Adversarial Malware Generation in Linux ELF Binaries via Semantic-Preserving Transformations
TLDR
A new adversarial malware generator for Linux ELF binaries achieves 67.74% evasion against MalConv using semantic-preserving transformations.
Key contributions
- Developed a novel adversarial malware generator specifically for Linux ELF binaries.
- Achieved a 67.74% evasion rate against the MalConv detector, reducing its confidence by -0.50.
- Identified that using benign-like strings as data sources was the most effective modification.
- Showed that the target classifier (MalConv) is highly sensitive to string content anywhere in the executable.
Why it matters
This paper addresses a critical gap in adversarial machine learning research by focusing on Linux ELF malware, a less-explored area compared to Windows PE. It provides a practical tool and insights into vulnerabilities of ML-based malware detectors, highlighting string sensitivity. This work is crucial for developing more robust defense mechanisms.
Original Abstract
Malware development and detection have undergone significant changes in recent years as modern concepts, such as machine learning, have been used for both adversarial attacks and defense. Despite intensive research on Windows Portable Executable (PE) files, there is minimal work on Linux Executable and Linkable Format (ELF).

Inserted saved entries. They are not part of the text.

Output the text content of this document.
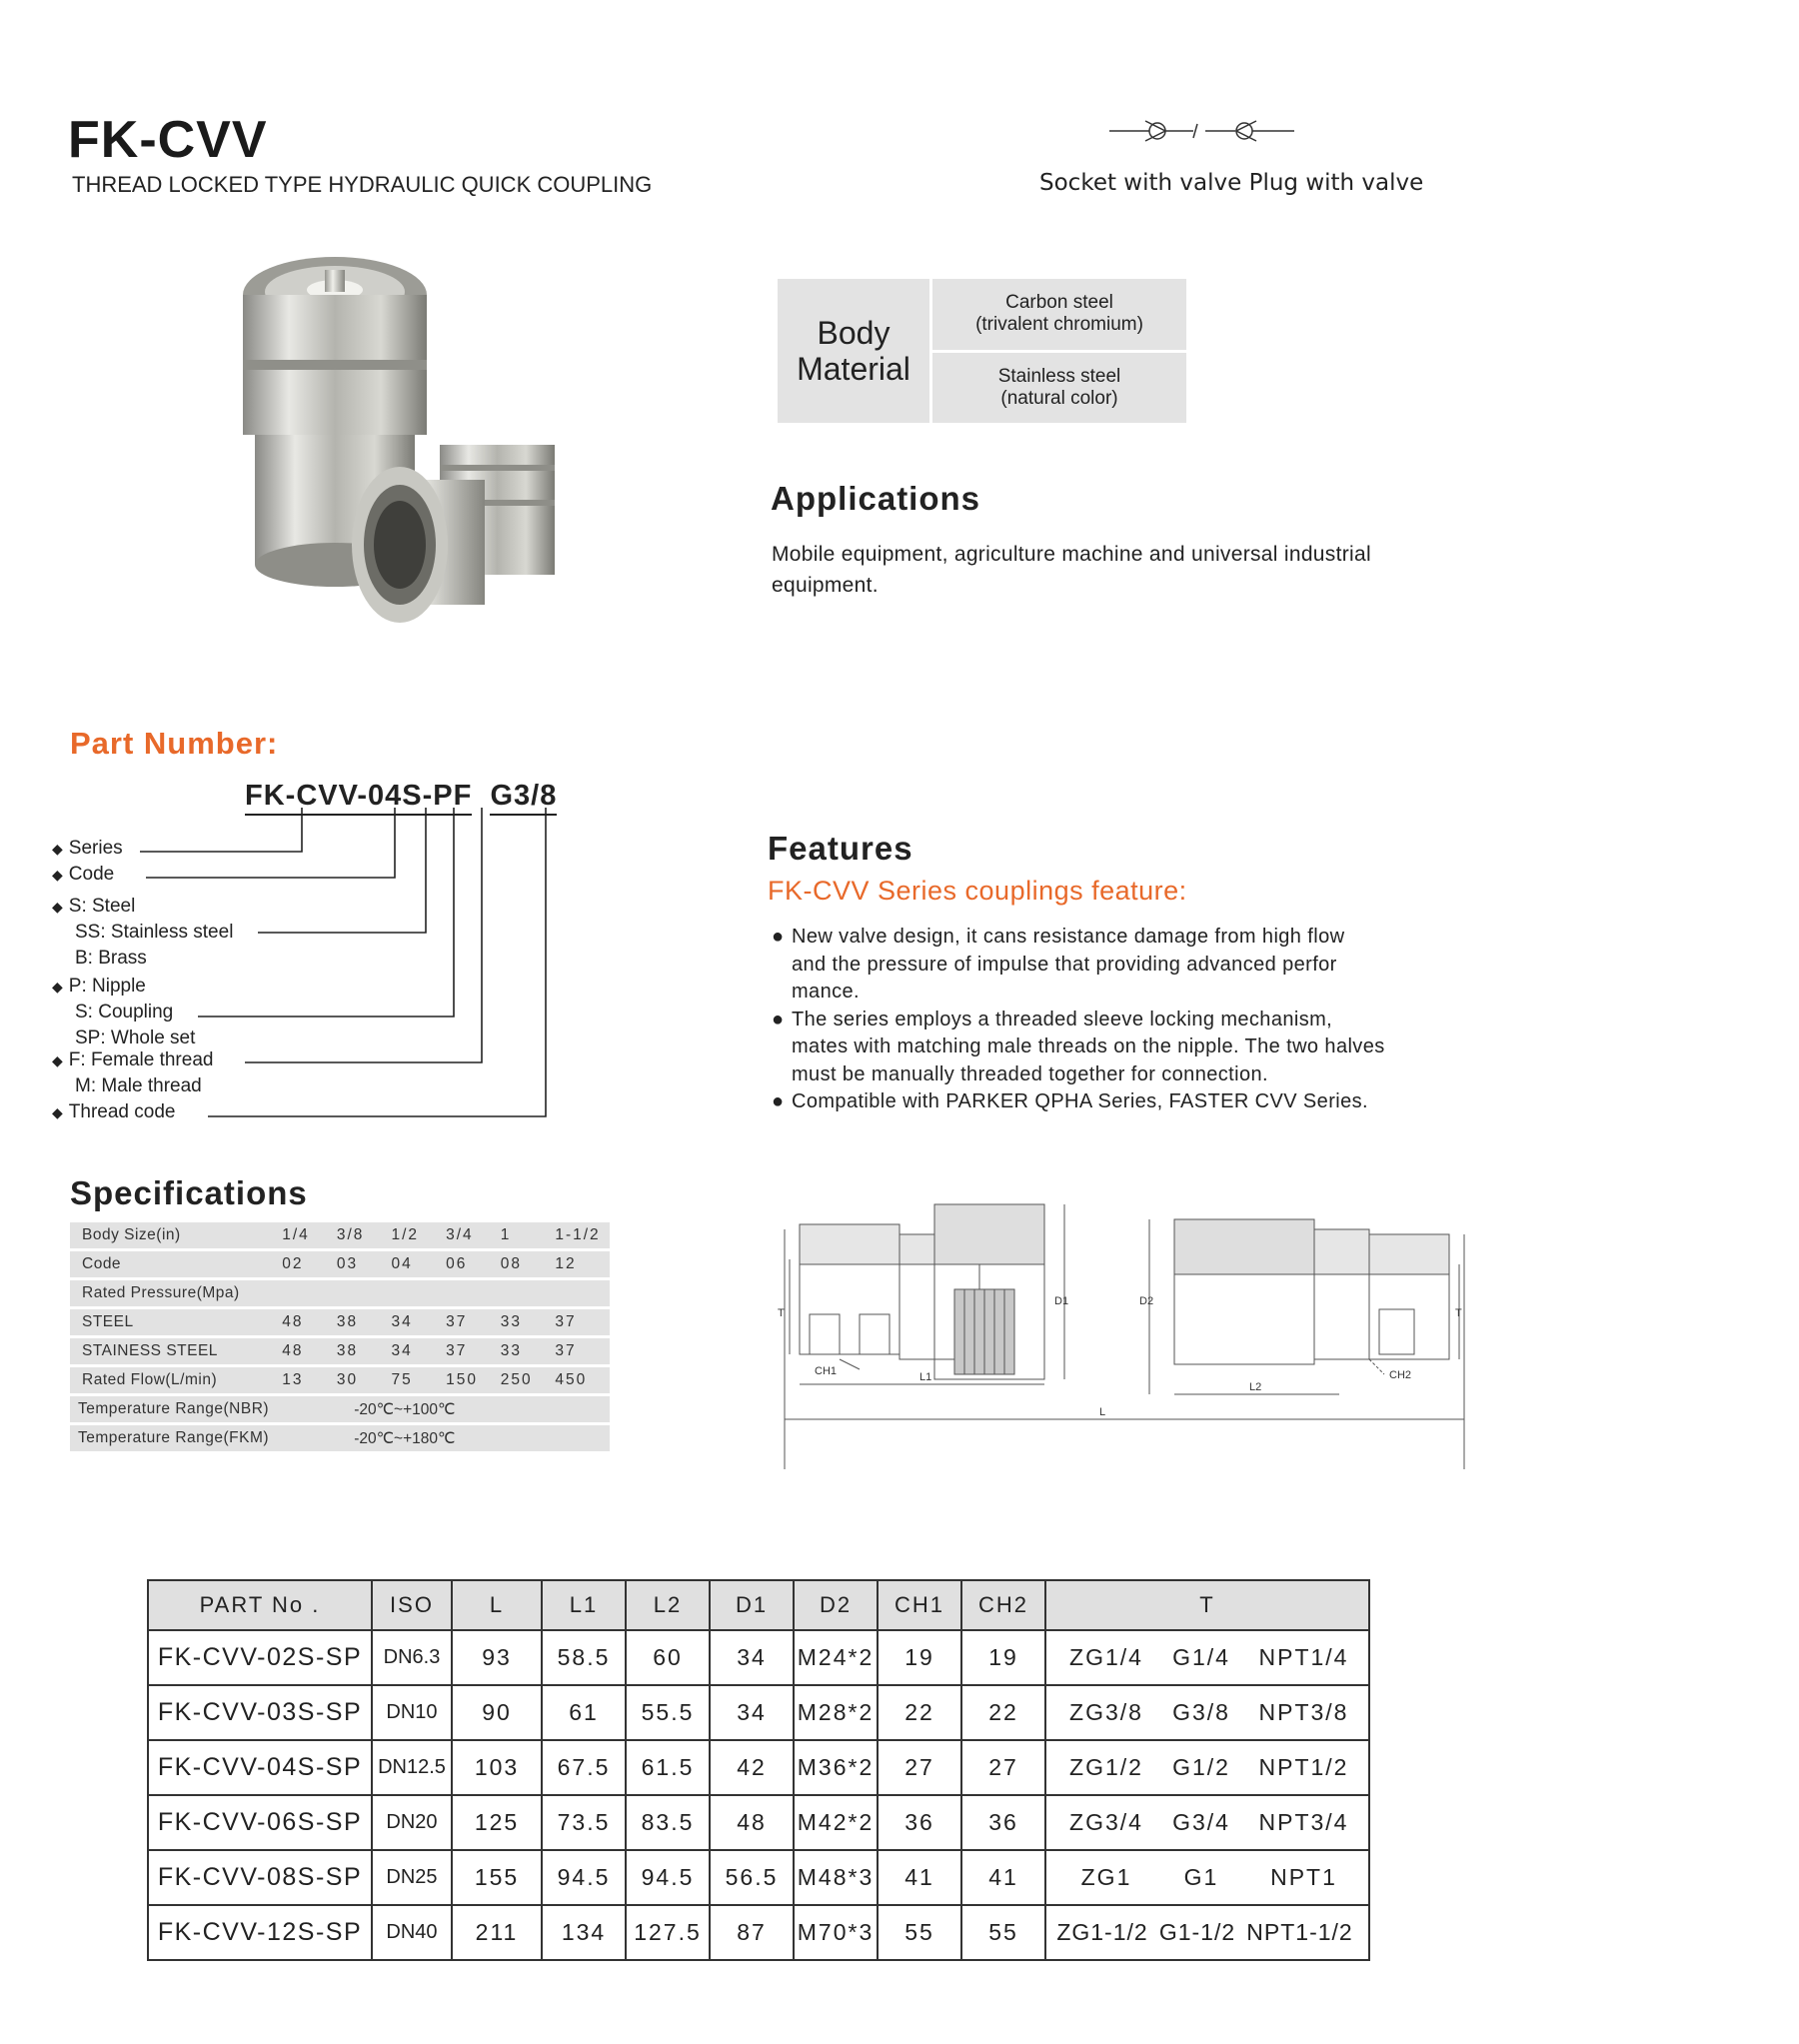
FK-CVV
THREAD LOCKED TYPE HYDRAULIC QUICK COUPLING	Socket with valve Plug with valve
Body
Material

Carbon steel
(trivalent chromium)

Stainless steel
(natural color)
Applications
Mobile equipment, agriculture machine and universal industrial
equipment.
Part Number:
FK-CVV-04S-PF G3/8
◆ Series
◆ Code
◆ S: Steel
SS: Stainless steel
B: Brass
◆ P: Nipple
S: Coupling
SP: Whole set
◆ F: Female thread
M: Male thread
◆ Thread code
Features
FK-CVV Series couplings feature:
● New valve design, it cans resistance damage from high flow
and the pressure of impulse that providing advanced perfor
mance.
● The series employs a threaded sleeve locking mechanism,
mates with matching male threads on the nipple. The two halves
must be manually threaded together for connection.
● Compatible with PARKER QPHA Series, FASTER CVV Series.
Specifications
Body Size(in)	1/4	3/8	1/2	3/4	1	1-1/2
Code	02	03	04	06	08	12
Rated Pressure(Mpa)						
STEEL	48	38	34	37	33	37
STAINESS STEEL	48	38	34	37	33	37
Rated Flow(L/min)	13	30	75	150	250	450
Temperature Range(NBR)	-20℃~+100℃					
Temperature Range(FKM)	-20℃~+180℃					
T	T
D1	D2
CH1	CH2
L1
L2
L
PART No .	ISO	L	L1	L2	D1	D2	CH1	CH2	T
FK-CVV-02S-SP	DN6.3	93	58.5	60	34	M24*2	19	19	ZG1/4 G1/4 NPT1/4
FK-CVV-03S-SP	DN10	90	61	55.5	34	M28*2	22	22	ZG3/8 G3/8 NPT3/8
FK-CVV-04S-SP	DN12.5	103	67.5	61.5	42	M36*2	27	27	ZG1/2 G1/2 NPT1/2
FK-CVV-06S-SP	DN20	125	73.5	83.5	48	M42*2	36	36	ZG3/4 G3/4 NPT3/4
FK-CVV-08S-SP	DN25	155	94.5	94.5	56.5	M48*3	41	41	ZG1 G1 NPT1
FK-CVV-12S-SP	DN40	211	134	127.5	87	M70*3	55	55	ZG1-1/2 G1-1/2 NPT1-1/2
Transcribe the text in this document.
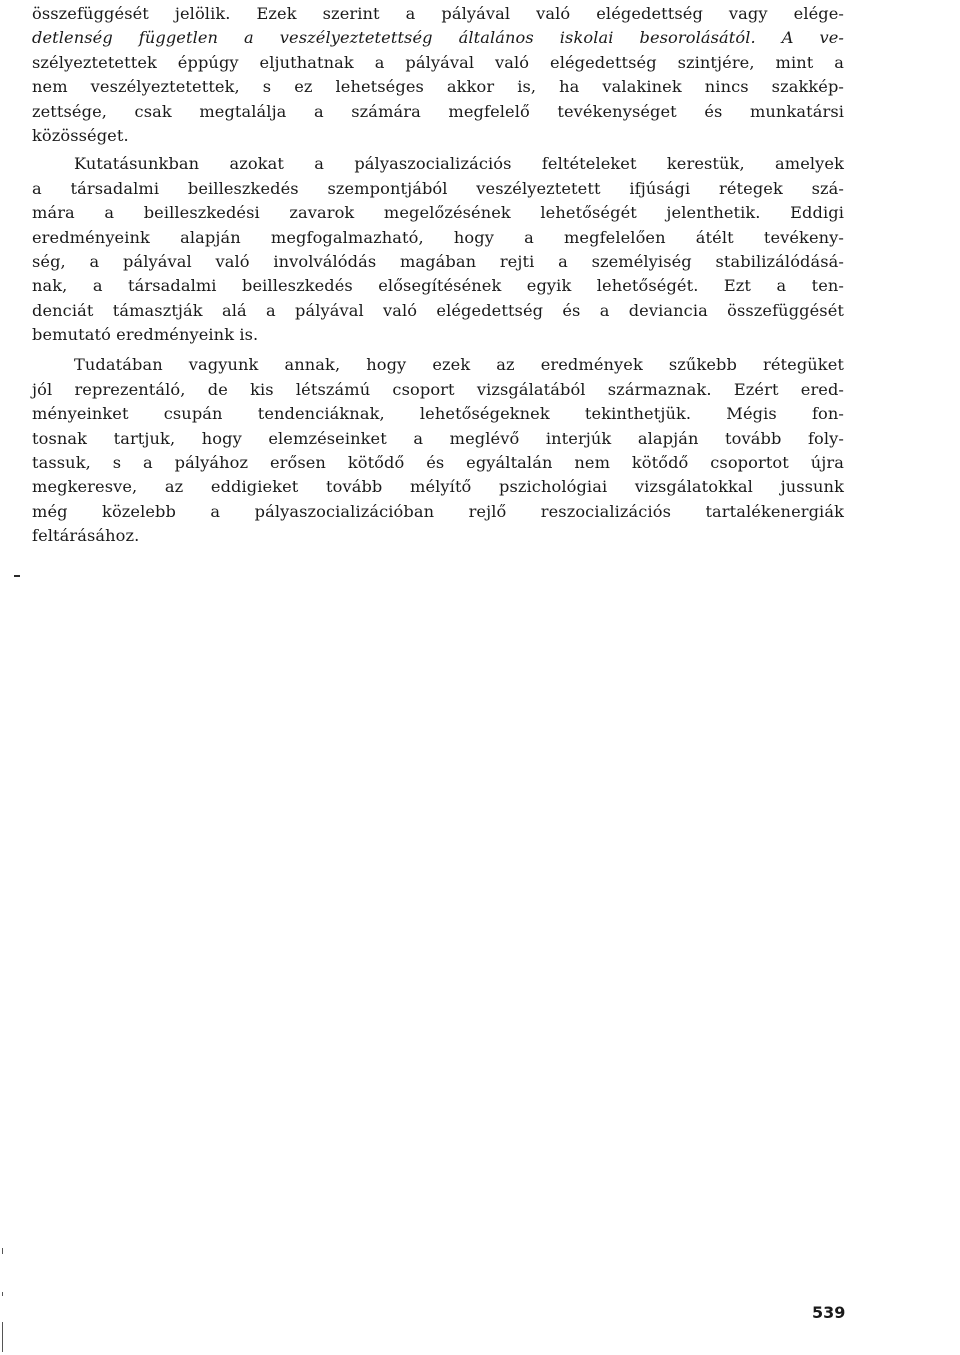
összefüggését jelölik. Ezek szerint a pályával való elégedettség vagy elége-
detlenség független a veszélyeztetettség általános iskolai besorolásától. A ve-
szélyeztetettek éppúgy eljuthatnak a pályával való elégedettség szintjére, mint a
nem veszélyeztetettek, s ez lehetséges akkor is, ha valakinek nincs szakkép-
zettsége, csak megtalálja a számára megfelelő tevékenységet és munkatársi
közösséget.
Kutatásunkban azokat a pályaszocializációs feltételeket kerestük, amelyek
a társadalmi beilleszkedés szempontjából veszélyeztetett ifjúsági rétegek szá-
mára a beilleszkedési zavarok megelőzésének lehetőségét jelenthetik. Eddigi
eredményeink alapján megfogalmazható, hogy a megfelelően átélt tevékeny-
ség, a pályával való involválódás magában rejti a személyiség stabilizálódásá-
nak, a társadalmi beilleszkedés elősegítésének egyik lehetőségét. Ezt a ten-
denciát támasztják alá a pályával való elégedettség és a deviancia összefüggését
bemutató eredményeink is.
Tudatában vagyunk annak, hogy ezek az eredmények szűkebb rétegüket
jól reprezentáló, de kis létszámú csoport vizsgálatából származnak. Ezért ered-
ményeinket csupán tendenciáknak, lehetőségeknek tekinthetjük. Mégis fon-
tosnak tartjuk, hogy elemzéseinket a meglévő interjúk alapján tovább foly-
tassuk, s a pályához erősen kötődő és egyáltalán nem kötődő csoportot újra
megkeresve, az eddigieket tovább mélyítő pszichológiai vizsgálatokkal jussunk
még közelebb a pályaszocializációban rejlő reszocializációs tartalékenergiák
feltárásához.
539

In this work, we summarize the academic papers submitted in this field and develop a new adversarial malware generator for the ELF format. Using a variety of metrics, we thoroughly evaluated our generator and achieved an Evasion Rate of 67.74 % while changing the confidence of the malware detector by -0.50 in the mean case for the dataset used. In our approach, we chose MalConv as the target classifier. Using this classifier, we found that the most successful modifications used strings typical of benign files as a data source. We conducted a variety of experiments and concluded that the target classifier appears sensitive to strings at any location within the executable file.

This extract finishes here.